Prince Harry and Meghan Markle’s holiday spot in Zambia boasts the world’s scariest infinity pool, wild animals and vibrant art
Meghan was whisked away to Zambia for her 36th birthday and you too can take in amazing Zambia with all its wildlife, waterfalls and scenery.
As the current dragged my wife to the edge of the world’s largest waterfall, she screamed: “There’s no way Harry made Meghan do this!”
Morgan and I were on honeymoon at Victoria Falls, Zambia, a bucket-list destination where, last year, Prince Harry took the then-Miss Markle for her 36th birthday.
And to be fair, my wife was right, he probably didn’t make the former Suits star swim across the croc-infested Zambezi river, to reach the world’s scariest infinity pool.
Devil’s Pool sits at the top of the mile-wide wonder, surrounded by the largest mass of falling water on Earth.
The deep pool is the only spot where visitors can swim to the edge and peer over the 33-storey drop, known locally as The Smoke That Thunders.
This was the mad finale of a honeymoon fit for royalty.
Organised by Africa Exclusive, we’d visited three safari lodges, and the capital Lusaka, where nine days earlier we’d checked into Latitude 15, a boutique oasis blending modern Africa with international design.
It would also be our only night in a room with solid walls.
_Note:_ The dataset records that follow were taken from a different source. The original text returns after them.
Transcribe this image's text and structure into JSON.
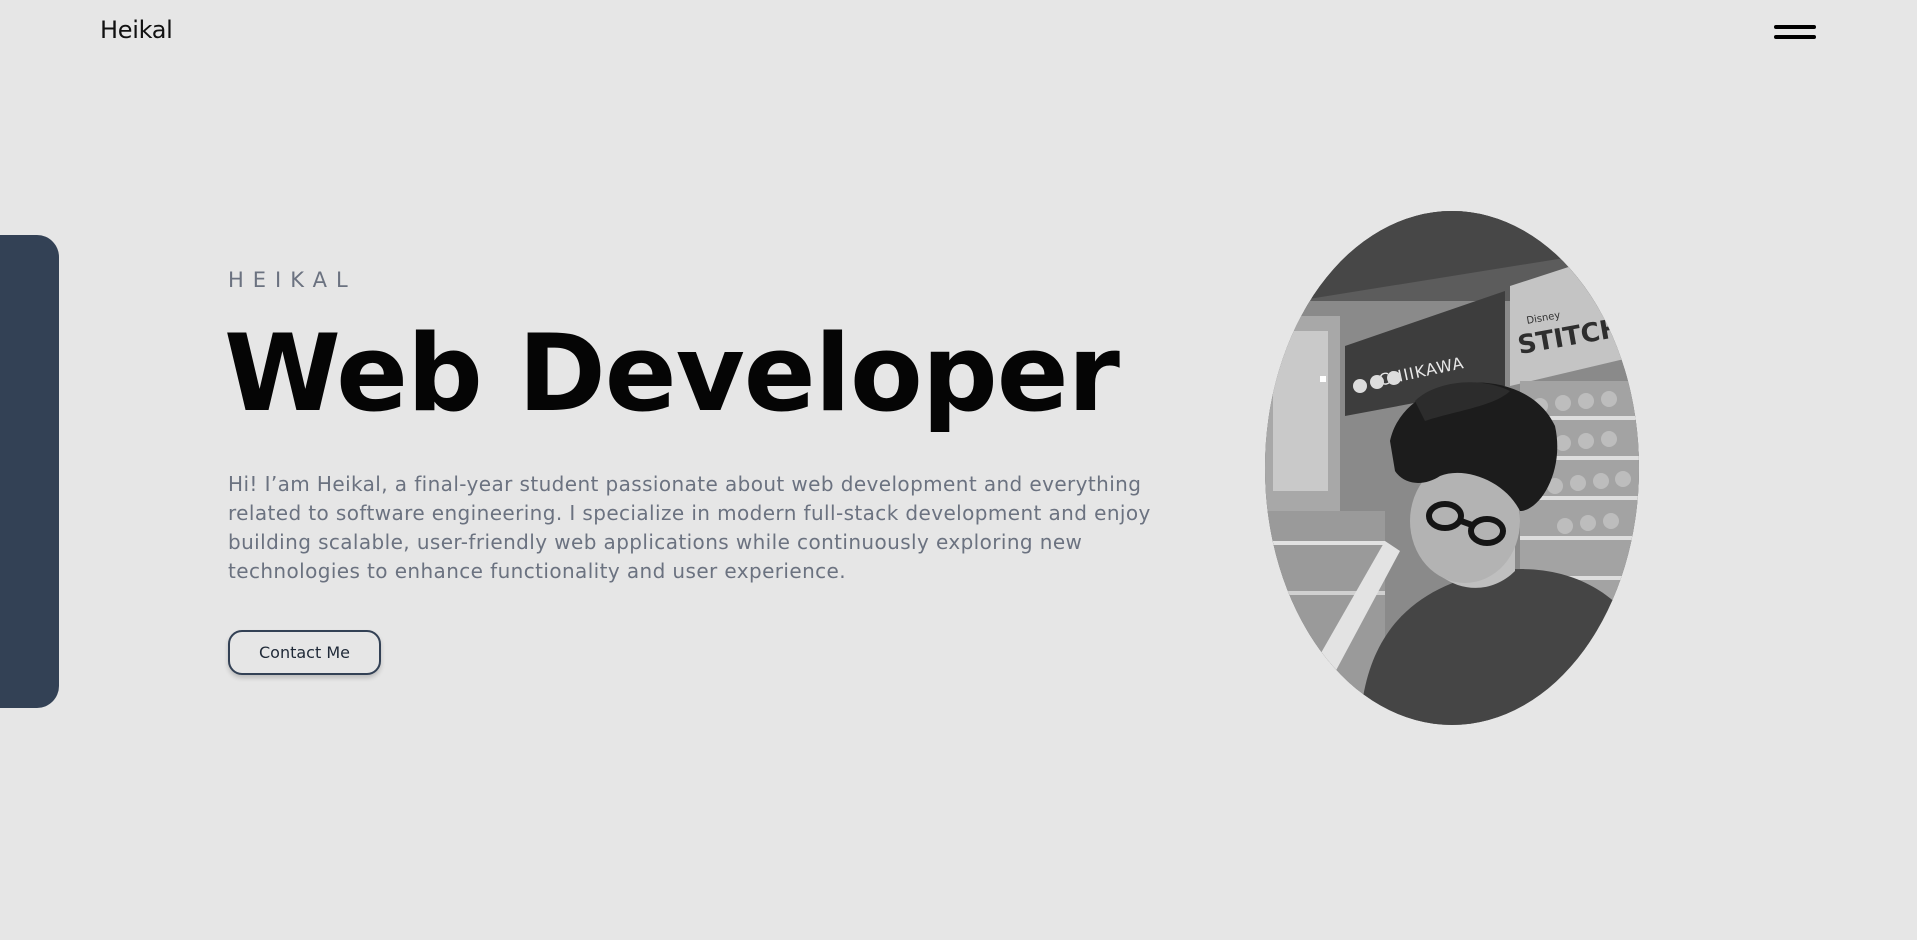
{
  "header": {
    "logo": "Heikal",
    "menu_icon": "hamburger-menu-icon"
  },
  "hero": {
    "eyebrow": "HEIKAL",
    "title": "Web Developer",
    "intro": "Hi! I’am Heikal, a final-year student passionate about web development and everything related to software engineering. I specialize in modern full-stack development and enjoy building scalable, user-friendly web applications while continuously exploring new technologies to enhance functionality and user experience.",
    "cta_label": "Contact Me"
  },
  "portrait": {
    "sign_left": "CHIIKAWA",
    "sign_right": "STITCH",
    "sign_right_small": "Disney"
  },
  "colors": {
    "background": "#e6e6e6",
    "accent": "#334155",
    "muted_text": "#6b7280",
    "heading": "#050505"
  }
}
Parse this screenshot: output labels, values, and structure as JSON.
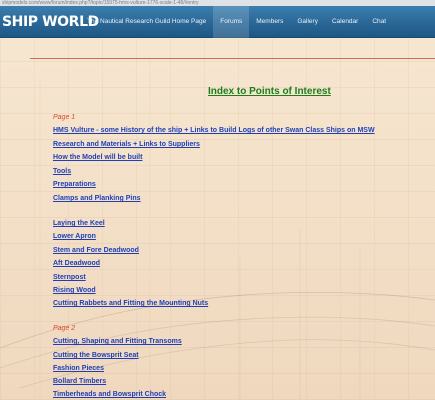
{
  "browser": {
    "url": "shipmodels.com/www/forum/index.php?/topic/15975-hms-vulture-1776-scale-1-48/#entry"
  },
  "header": {
    "logo": "SHIP WORLD",
    "nav": [
      {
        "label": "The Nautical Research Guild Home Page"
      },
      {
        "label": "Forums"
      },
      {
        "label": "Members"
      },
      {
        "label": "Gallery"
      },
      {
        "label": "Calendar"
      },
      {
        "label": "Chat"
      }
    ]
  },
  "content": {
    "title": "Index to Points of Interest",
    "page1_label": "Page 1",
    "page1_links_a": [
      "HMS Vulture - some History of the ship + Links to Build Logs of other Swan Class Ships on MSW",
      "Research and Materials + Links to Suppliers",
      "How the Model will be built",
      "Tools",
      "Preparations",
      "Clamps and Planking Pins"
    ],
    "page1_links_b": [
      "Laying the Keel",
      "Lower Apron",
      "Stem and Fore Deadwood",
      "Aft Deadwood",
      "Sternpost",
      "Rising Wood",
      "Cutting Rabbets and Fitting the Mounting Nuts"
    ],
    "page2_label": "Page 2",
    "page2_links": [
      "Cutting, Shaping and Fitting Transoms",
      "Cutting the Bowsprit Seat",
      "Fashion Pieces",
      "Bollard Timbers",
      "Timberheads and Bowsprit Chock"
    ]
  },
  "colors": {
    "nav_bar": "#2a6797",
    "title_green": "#1a7f1a",
    "link_blue": "#1f3fb8",
    "page_label_red": "#d94a2a",
    "parchment": "#f4e1c9"
  }
}
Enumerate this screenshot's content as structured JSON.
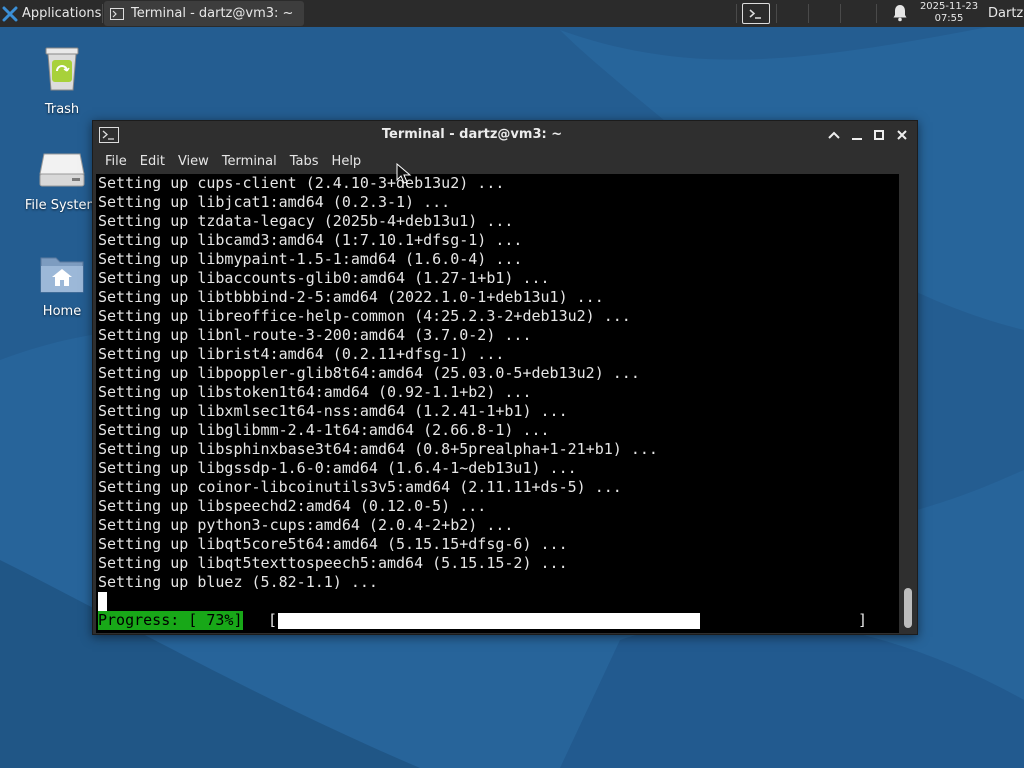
{
  "panel": {
    "applications_label": "Applications",
    "task_title": "Terminal - dartz@vm3: ~",
    "clock_date": "2025-11-23",
    "clock_time": "07:55",
    "user": "Dartz"
  },
  "desktop": {
    "icons": [
      {
        "label": "Trash",
        "icon": "trash-icon"
      },
      {
        "label": "File System",
        "icon": "drive-icon"
      },
      {
        "label": "Home",
        "icon": "home-folder-icon"
      }
    ]
  },
  "window": {
    "title": "Terminal - dartz@vm3: ~",
    "menu": [
      "File",
      "Edit",
      "View",
      "Terminal",
      "Tabs",
      "Help"
    ]
  },
  "terminal": {
    "lines": [
      "Setting up cups-client (2.4.10-3+deb13u2) ...",
      "Setting up libjcat1:amd64 (0.2.3-1) ...",
      "Setting up tzdata-legacy (2025b-4+deb13u1) ...",
      "Setting up libcamd3:amd64 (1:7.10.1+dfsg-1) ...",
      "Setting up libmypaint-1.5-1:amd64 (1.6.0-4) ...",
      "Setting up libaccounts-glib0:amd64 (1.27-1+b1) ...",
      "Setting up libtbbbind-2-5:amd64 (2022.1.0-1+deb13u1) ...",
      "Setting up libreoffice-help-common (4:25.2.3-2+deb13u2) ...",
      "Setting up libnl-route-3-200:amd64 (3.7.0-2) ...",
      "Setting up librist4:amd64 (0.2.11+dfsg-1) ...",
      "Setting up libpoppler-glib8t64:amd64 (25.03.0-5+deb13u2) ...",
      "Setting up libstoken1t64:amd64 (0.92-1.1+b2) ...",
      "Setting up libxmlsec1t64-nss:amd64 (1.2.41-1+b1) ...",
      "Setting up libglibmm-2.4-1t64:amd64 (2.66.8-1) ...",
      "Setting up libsphinxbase3t64:amd64 (0.8+5prealpha+1-21+b1) ...",
      "Setting up libgssdp-1.6-0:amd64 (1.6.4-1~deb13u1) ...",
      "Setting up coinor-libcoinutils3v5:amd64 (2.11.11+ds-5) ...",
      "Setting up libspeechd2:amd64 (0.12.0-5) ...",
      "Setting up python3-cups:amd64 (2.0.4-2+b2) ...",
      "Setting up libqt5core5t64:amd64 (5.15.15+dfsg-6) ...",
      "Setting up libqt5texttospeech5:amd64 (5.15.15-2) ...",
      "Setting up bluez (5.82-1.1) ..."
    ],
    "progress_label": "Progress: [ 73%]",
    "progress_open": "[",
    "progress_close": "]",
    "progress_fraction": 0.73
  },
  "colors": {
    "progress_green": "#18a818",
    "terminal_bg": "#000000",
    "panel_bg": "#2b2b2b",
    "wallpaper": "#255e92"
  }
}
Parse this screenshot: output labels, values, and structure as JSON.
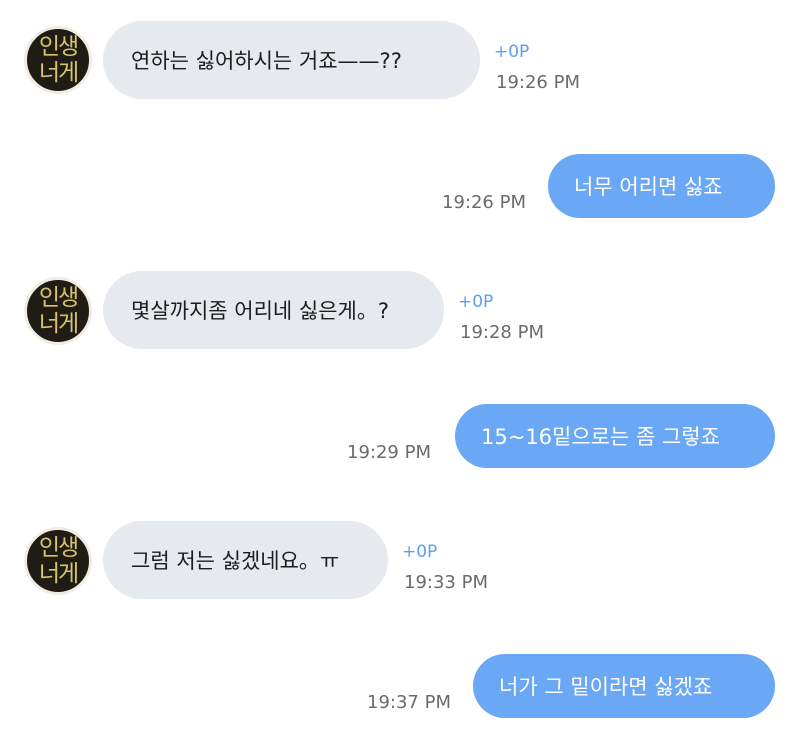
{
  "avatar": {
    "line1": "인생",
    "line2": "너게"
  },
  "messages": [
    {
      "dir": "in",
      "text": "연하는 싫어하시는 거죠——??",
      "points": "+0P",
      "time": "19:26 PM"
    },
    {
      "dir": "out",
      "text": "너무 어리면 싫죠",
      "time": "19:26 PM"
    },
    {
      "dir": "in",
      "text": "몇살까지좀 어리네 싫은게。?",
      "points": "+0P",
      "time": "19:28 PM"
    },
    {
      "dir": "out",
      "text": "15~16밑으로는 좀 그렇죠",
      "time": "19:29 PM"
    },
    {
      "dir": "in",
      "text": "그럼 저는 싫겠네요。ㅠ",
      "points": "+0P",
      "time": "19:33 PM"
    },
    {
      "dir": "out",
      "text": "너가 그 밑이라면 싫겠죠",
      "time": "19:37 PM"
    }
  ]
}
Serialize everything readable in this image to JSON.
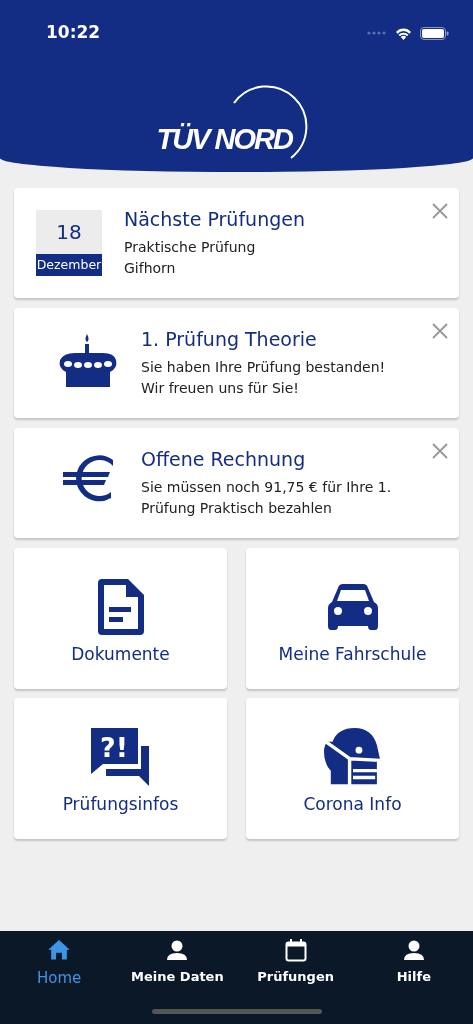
{
  "status_bar": {
    "time": "10:22"
  },
  "header": {
    "logo": "TÜV NORD"
  },
  "notices": [
    {
      "kind": "date",
      "day": "18",
      "month": "Dezember",
      "title": "Nächste Prüfungen",
      "lines": [
        "Praktische Prüfung",
        "Gifhorn"
      ]
    },
    {
      "kind": "cake",
      "title": "1. Prüfung Theorie",
      "lines": [
        "Sie haben Ihre Prüfung bestanden!",
        "Wir freuen uns für Sie!"
      ]
    },
    {
      "kind": "euro",
      "title": "Offene Rechnung",
      "lines": [
        "Sie müssen noch 91,75 € für Ihre 1.",
        "Prüfung Praktisch bezahlen"
      ]
    }
  ],
  "tiles": [
    {
      "kind": "document",
      "label": "Dokumente"
    },
    {
      "kind": "car",
      "label": "Meine Fahrschule"
    },
    {
      "kind": "questions",
      "glyph": "?!",
      "label": "Prüfungsinfos"
    },
    {
      "kind": "mask",
      "label": "Corona Info"
    }
  ],
  "tab_bar": [
    {
      "kind": "home",
      "label": "Home",
      "selected": true
    },
    {
      "kind": "person",
      "label": "Meine Daten",
      "selected": false
    },
    {
      "kind": "calendar",
      "label": "Prüfungen",
      "selected": false
    },
    {
      "kind": "person",
      "label": "Hilfe",
      "selected": false
    }
  ]
}
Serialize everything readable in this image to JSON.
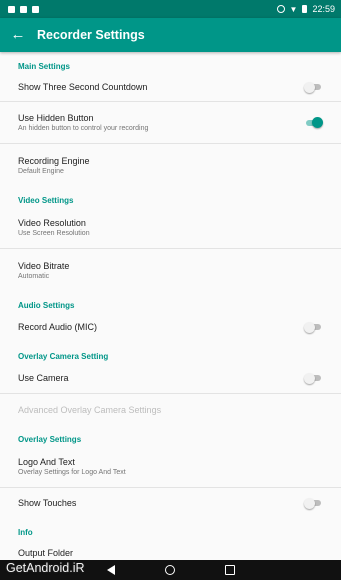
{
  "status": {
    "time": "22:59"
  },
  "toolbar": {
    "title": "Recorder Settings"
  },
  "sections": {
    "main": "Main Settings",
    "video": "Video Settings",
    "audio": "Audio Settings",
    "overlay_camera": "Overlay Camera Setting",
    "overlay": "Overlay Settings",
    "info": "Info"
  },
  "items": {
    "countdown": {
      "title": "Show Three Second Countdown",
      "enabled": false
    },
    "hidden_button": {
      "title": "Use Hidden Button",
      "summary": "An hidden button to control your recording",
      "enabled": true
    },
    "engine": {
      "title": "Recording Engine",
      "summary": "Default Engine"
    },
    "resolution": {
      "title": "Video Resolution",
      "summary": "Use Screen Resolution"
    },
    "bitrate": {
      "title": "Video Bitrate",
      "summary": "Automatic"
    },
    "record_audio": {
      "title": "Record Audio (MIC)",
      "enabled": false
    },
    "use_camera": {
      "title": "Use Camera",
      "enabled": false
    },
    "advanced_camera": {
      "title": "Advanced Overlay Camera Settings"
    },
    "logo_text": {
      "title": "Logo And Text",
      "summary": "Overlay Settings for Logo And Text"
    },
    "show_touches": {
      "title": "Show Touches",
      "enabled": false
    },
    "output_folder": {
      "title": "Output Folder"
    }
  },
  "watermark": "GetAndroid.iR",
  "colors": {
    "primary": "#009688",
    "primary_dark": "#00796b",
    "accent": "#009688"
  }
}
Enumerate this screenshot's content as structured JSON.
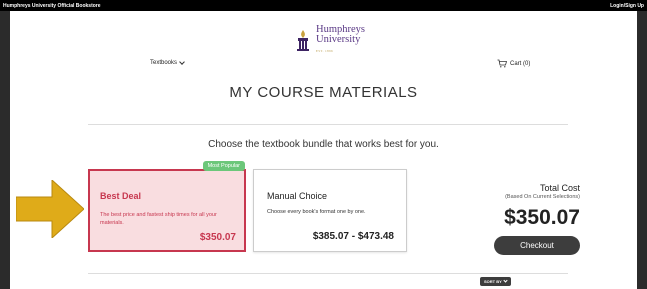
{
  "topbar": {
    "site_name": "Humphreys University Official Bookstore",
    "login": "Login/Sign Up"
  },
  "brand": {
    "name_line1": "Humphreys",
    "name_line2": "University",
    "tagline": "EST. 1896",
    "accent_color": "#5b3a86"
  },
  "nav": {
    "textbooks_label": "Textbooks",
    "cart_label": "Cart (0)"
  },
  "page": {
    "title": "MY COURSE MATERIALS",
    "prompt": "Choose the textbook bundle that works best for you."
  },
  "bundles": {
    "best": {
      "badge": "Most Popular",
      "title": "Best Deal",
      "description": "The best price and fastest ship times for all your materials.",
      "price": "$350.07",
      "color": "#c7374f"
    },
    "manual": {
      "title": "Manual Choice",
      "description": "Choose every book's format one by one.",
      "price": "$385.07 - $473.48"
    }
  },
  "summary": {
    "label": "Total Cost",
    "sublabel": "(Based On Current Selections)",
    "amount": "$350.07",
    "checkout_label": "Checkout"
  },
  "sort": {
    "label": "SORT BY"
  },
  "icons": {
    "logo": "university-torch-logo-icon",
    "cart": "cart-icon",
    "arrow": "yellow-arrow-icon"
  }
}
And while we weren’t on safari yet, there was no mistaking from the stylish decor that this was Africa.
Local artisans working in leather, feathers, beads and metals designed the fantastic furniture, cushions and lighting while contemporary sculptures, photography and paintings showcased a modern, vibrant Zambia.
From here, it was a four-hour transfer to Ila Safari Lodge on the edge of Kafue, the second biggest National Park in Africa.
No number of Attenborough documentaries or childhood trips to the zoo could have prepared me for the world’s last great wilderness.
I thought you went looking for animals on safari but Zambia is bursting so full of life that we couldn’t have avoided nature if we’d tried.
Elephants crashed past our table at breakfast, hippos woke us munching grass by our tent and lions roared in the dark of night.
We ate dinner watching distant thunderstorms roll across the jungle, sipped gin and tonic on a sunset boat tour and drank beer in an infinity pool while burping along with hippos in the mighty Kafue River.
And that was just in camp. Early mornings and late afternoons were spent on game drives or cruises, where we were charged by a bull elephant, ignored by lion cubs playing in the heat and mooned by a warthog family rooting in the mud.
Even without the animals, our safari tent, complete with riverfront veranda and outdoor shower, would be a dream romantic glamping retreat.
Opened in 2016, Ila’s eco-friendly credentials even extend to a poo-powered electric Land Rover, charged by electricity gathered from recycling the camp’s waste water.
While their silent solar-powered boat makes romantic dinner cruises extra special, as the only sound is the lapping water on the hull and alien animal calls.
From here it was back to Lusaka, followed by a 12-passenger flight to Jeki, a dirt airstrip in the middle of Lower Zambezi National Park.
Stepping off the tiny plane, we were greeted by Elvis, our safari guide from Anabezi, for the ultimate airport transfer.
More animals were ticked off our to-see list, as we bounced around in the open-top jeep, past herds of zebra, buffalo, a lion and his ageing one-eyed mum and, as darkness fell, a leopard stalking its prey.
Anabezi appeared through the bush as a string of dancing candle lights.
We were escorted to our huge safari tent, overlooking the Zambezi River and Mushika River flood plain. Next morning, from our balcony, we watched monkeys, warthog, elephant, hippo and lizards.
Not to mention the frog that joined us in the outdoor shower every morning or, if unlucky for the frog more than me, under the toilet seat.
It’s one of very few camps that allow canoeing safaris, due to the obvious risk of hippos and crocs.
Elvis assured me that they’d not had a guest gobbled up yet, but that if we were capsized I should swim for shore, rather than grab the boat, as hippos will attack the largest object.
We rowed feet from a bull elephant bathing in the shallows and past an African buffalo grazing peacefully, only to startle a five-metre long crocodile which leapt into the water.